Academic achievement
The report raises a concern about the academic achievement of special education students. Here is what the report says:
In the most recent administration of NAEP (National Assessment of Educational Progress) in 2022, students with disabilities in Iowa scored below the national average, despite the state investing several thousand dollars more on a per pupil basis for special education students for that year in comparison to the national special education spending average. (page 8)
If you look on page 21 of the consultant’s report, you see that in 2022, Iowa Special Education students scored
1 point below the national average on a 500 point scale. This is for a test that only samples students in each state. We should not even be using NAEP data for state-to-state comparisons because, as stated on NAEP’s own
website:
“Although every effort is made to include as many students as possible, different jurisdictions have different exclusion policies, and those policies may have changed over time. Because SD (students with disabilities) and EL (English learners) students typically score lower than students not categorized as SD or EL, jurisdictions that are more inclusive — that is, jurisdictions that assess greater percentages of these students — may have lower average scores than if they had a less inclusive policy.”

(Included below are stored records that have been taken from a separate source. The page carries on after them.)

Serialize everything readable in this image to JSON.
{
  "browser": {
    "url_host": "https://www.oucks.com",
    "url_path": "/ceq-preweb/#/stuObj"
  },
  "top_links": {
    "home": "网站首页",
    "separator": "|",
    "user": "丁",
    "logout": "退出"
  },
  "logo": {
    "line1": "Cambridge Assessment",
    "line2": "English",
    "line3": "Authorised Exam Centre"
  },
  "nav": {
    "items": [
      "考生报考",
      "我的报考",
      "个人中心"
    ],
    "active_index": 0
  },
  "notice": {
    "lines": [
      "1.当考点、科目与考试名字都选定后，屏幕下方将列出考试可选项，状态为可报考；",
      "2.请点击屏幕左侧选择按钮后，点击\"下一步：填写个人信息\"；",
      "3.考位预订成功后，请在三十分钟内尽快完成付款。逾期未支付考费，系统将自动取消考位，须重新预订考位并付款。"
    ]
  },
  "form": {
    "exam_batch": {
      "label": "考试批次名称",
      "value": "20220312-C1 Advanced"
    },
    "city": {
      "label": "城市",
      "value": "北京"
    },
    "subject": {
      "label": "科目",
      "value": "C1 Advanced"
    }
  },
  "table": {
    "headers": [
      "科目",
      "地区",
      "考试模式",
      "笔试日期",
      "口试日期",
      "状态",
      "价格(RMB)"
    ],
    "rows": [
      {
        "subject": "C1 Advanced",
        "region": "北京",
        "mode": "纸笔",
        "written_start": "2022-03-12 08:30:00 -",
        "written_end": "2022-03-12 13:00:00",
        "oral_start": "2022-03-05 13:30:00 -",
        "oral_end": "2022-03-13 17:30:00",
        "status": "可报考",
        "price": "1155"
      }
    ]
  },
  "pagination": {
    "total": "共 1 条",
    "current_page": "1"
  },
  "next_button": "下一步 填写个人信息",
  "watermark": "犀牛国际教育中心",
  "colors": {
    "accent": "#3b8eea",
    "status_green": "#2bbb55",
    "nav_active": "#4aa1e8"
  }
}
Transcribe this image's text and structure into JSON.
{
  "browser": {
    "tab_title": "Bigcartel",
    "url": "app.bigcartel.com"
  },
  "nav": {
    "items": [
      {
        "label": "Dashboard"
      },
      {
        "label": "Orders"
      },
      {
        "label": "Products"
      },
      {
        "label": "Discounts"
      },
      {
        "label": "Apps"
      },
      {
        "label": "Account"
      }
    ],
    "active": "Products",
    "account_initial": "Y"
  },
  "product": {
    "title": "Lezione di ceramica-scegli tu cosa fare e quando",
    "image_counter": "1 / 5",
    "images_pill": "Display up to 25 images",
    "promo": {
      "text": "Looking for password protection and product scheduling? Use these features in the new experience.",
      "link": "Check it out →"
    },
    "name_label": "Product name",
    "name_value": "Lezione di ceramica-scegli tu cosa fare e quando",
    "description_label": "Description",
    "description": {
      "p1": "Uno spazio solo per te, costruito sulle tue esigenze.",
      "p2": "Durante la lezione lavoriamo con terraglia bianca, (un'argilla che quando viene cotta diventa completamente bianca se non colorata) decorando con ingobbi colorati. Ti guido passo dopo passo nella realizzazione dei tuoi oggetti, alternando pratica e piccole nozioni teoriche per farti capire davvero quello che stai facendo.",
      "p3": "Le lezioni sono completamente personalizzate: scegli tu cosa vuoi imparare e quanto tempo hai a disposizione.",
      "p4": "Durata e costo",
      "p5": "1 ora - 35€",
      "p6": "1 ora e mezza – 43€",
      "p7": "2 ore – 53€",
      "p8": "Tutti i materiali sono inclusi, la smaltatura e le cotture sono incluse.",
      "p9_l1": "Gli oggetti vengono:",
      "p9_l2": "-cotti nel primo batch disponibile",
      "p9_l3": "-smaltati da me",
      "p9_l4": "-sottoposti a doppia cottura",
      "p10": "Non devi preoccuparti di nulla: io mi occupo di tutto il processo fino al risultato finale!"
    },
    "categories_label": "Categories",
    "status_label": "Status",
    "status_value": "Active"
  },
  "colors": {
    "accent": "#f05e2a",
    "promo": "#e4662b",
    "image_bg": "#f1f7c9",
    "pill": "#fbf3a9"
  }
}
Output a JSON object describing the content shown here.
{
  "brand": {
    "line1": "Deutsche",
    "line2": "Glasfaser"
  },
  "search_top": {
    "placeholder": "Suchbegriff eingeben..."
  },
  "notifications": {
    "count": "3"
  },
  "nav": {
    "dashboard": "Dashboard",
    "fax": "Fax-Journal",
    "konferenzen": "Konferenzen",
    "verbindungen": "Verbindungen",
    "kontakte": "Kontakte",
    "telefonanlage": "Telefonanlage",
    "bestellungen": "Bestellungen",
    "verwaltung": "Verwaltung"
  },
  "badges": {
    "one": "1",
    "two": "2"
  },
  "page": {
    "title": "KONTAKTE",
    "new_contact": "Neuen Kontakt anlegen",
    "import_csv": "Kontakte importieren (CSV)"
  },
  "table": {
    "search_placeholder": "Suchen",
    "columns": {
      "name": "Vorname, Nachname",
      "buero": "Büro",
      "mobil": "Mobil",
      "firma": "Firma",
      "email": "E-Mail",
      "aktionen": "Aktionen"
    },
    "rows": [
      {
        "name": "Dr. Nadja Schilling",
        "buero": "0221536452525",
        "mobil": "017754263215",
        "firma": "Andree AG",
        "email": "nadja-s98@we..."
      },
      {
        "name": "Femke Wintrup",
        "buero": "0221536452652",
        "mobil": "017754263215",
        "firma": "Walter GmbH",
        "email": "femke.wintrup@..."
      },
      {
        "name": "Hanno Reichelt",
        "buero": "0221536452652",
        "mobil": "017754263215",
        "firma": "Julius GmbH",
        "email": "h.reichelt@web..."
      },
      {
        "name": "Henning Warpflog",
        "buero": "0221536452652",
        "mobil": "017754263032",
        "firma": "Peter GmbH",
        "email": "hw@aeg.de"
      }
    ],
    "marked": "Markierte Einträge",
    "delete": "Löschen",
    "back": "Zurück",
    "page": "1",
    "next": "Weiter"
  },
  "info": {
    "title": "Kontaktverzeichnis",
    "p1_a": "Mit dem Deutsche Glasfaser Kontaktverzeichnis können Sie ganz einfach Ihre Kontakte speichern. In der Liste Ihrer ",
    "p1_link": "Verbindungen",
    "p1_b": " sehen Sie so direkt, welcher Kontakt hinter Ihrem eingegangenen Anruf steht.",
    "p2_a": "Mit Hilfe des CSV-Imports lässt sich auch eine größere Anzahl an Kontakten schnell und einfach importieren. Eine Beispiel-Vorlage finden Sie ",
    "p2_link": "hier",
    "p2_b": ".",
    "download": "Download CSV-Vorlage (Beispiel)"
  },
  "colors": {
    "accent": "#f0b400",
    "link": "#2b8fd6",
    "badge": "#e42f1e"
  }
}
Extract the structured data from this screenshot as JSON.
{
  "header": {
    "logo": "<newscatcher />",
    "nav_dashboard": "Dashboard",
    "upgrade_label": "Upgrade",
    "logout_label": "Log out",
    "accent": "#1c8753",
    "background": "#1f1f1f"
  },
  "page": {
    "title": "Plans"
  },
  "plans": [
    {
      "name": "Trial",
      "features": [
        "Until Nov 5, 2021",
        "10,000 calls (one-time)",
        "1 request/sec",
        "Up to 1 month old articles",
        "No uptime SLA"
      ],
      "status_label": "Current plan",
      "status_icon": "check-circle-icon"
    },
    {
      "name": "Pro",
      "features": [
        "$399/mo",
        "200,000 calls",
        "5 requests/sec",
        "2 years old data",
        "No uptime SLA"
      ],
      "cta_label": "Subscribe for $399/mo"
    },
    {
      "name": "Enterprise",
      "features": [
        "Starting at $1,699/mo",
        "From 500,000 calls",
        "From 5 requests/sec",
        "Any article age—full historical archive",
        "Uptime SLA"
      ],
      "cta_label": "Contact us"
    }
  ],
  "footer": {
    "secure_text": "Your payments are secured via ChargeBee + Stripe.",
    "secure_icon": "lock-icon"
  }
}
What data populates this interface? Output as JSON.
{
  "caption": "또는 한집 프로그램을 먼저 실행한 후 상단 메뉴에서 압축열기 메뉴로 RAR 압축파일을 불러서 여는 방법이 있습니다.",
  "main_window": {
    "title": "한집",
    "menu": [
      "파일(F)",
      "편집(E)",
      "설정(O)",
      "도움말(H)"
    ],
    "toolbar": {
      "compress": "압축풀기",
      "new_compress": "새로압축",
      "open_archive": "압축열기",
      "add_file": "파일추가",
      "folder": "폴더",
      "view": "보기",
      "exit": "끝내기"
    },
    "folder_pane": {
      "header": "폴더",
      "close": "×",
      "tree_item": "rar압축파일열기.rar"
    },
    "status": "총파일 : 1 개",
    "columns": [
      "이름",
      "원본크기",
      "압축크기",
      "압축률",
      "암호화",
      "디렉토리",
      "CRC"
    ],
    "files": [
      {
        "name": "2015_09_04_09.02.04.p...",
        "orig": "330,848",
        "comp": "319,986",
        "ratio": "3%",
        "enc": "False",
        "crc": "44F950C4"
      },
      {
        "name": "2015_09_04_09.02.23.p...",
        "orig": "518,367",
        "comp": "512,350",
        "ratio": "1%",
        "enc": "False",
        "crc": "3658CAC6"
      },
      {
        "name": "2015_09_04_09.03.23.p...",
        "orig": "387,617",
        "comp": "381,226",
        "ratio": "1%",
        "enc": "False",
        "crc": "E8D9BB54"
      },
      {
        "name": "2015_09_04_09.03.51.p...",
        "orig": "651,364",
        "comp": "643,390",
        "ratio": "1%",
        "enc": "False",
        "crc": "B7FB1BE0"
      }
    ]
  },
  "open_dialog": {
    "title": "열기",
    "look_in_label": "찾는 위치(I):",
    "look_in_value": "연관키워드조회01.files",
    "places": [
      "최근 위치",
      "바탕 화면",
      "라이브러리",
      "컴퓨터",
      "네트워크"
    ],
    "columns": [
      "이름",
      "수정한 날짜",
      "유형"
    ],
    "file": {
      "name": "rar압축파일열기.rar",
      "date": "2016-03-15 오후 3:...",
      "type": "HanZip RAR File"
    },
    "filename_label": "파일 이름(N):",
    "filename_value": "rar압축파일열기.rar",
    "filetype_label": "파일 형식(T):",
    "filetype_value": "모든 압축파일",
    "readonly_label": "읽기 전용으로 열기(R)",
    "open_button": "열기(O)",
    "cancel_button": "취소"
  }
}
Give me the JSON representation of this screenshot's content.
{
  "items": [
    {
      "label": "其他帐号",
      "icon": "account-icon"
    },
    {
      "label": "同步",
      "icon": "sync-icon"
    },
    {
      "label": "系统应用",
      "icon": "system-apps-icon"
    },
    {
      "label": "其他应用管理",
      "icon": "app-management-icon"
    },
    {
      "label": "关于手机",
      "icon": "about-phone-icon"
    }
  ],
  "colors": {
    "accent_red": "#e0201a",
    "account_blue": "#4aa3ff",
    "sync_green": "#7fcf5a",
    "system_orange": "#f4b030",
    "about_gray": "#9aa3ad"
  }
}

Practically speaking, districts and states, for what I believe are legitimate reasons, might exclude some of the more severely cognitively handicapped students from testing on a grade level oriented test. Including or excluding even a few very low scoring students would affect the overall average significantly. (The governor’s comment that we have been “failing these students for 20 years” may not be warranted.)
This doesn’t mean that current student performance is acceptable, but it would not warrant the radical reduction in non-special education services and the centralization of control and services to the state level.
The only evidence for changing Iowa's AEA system comes from "bogus conclusions" in the governor's consultant report.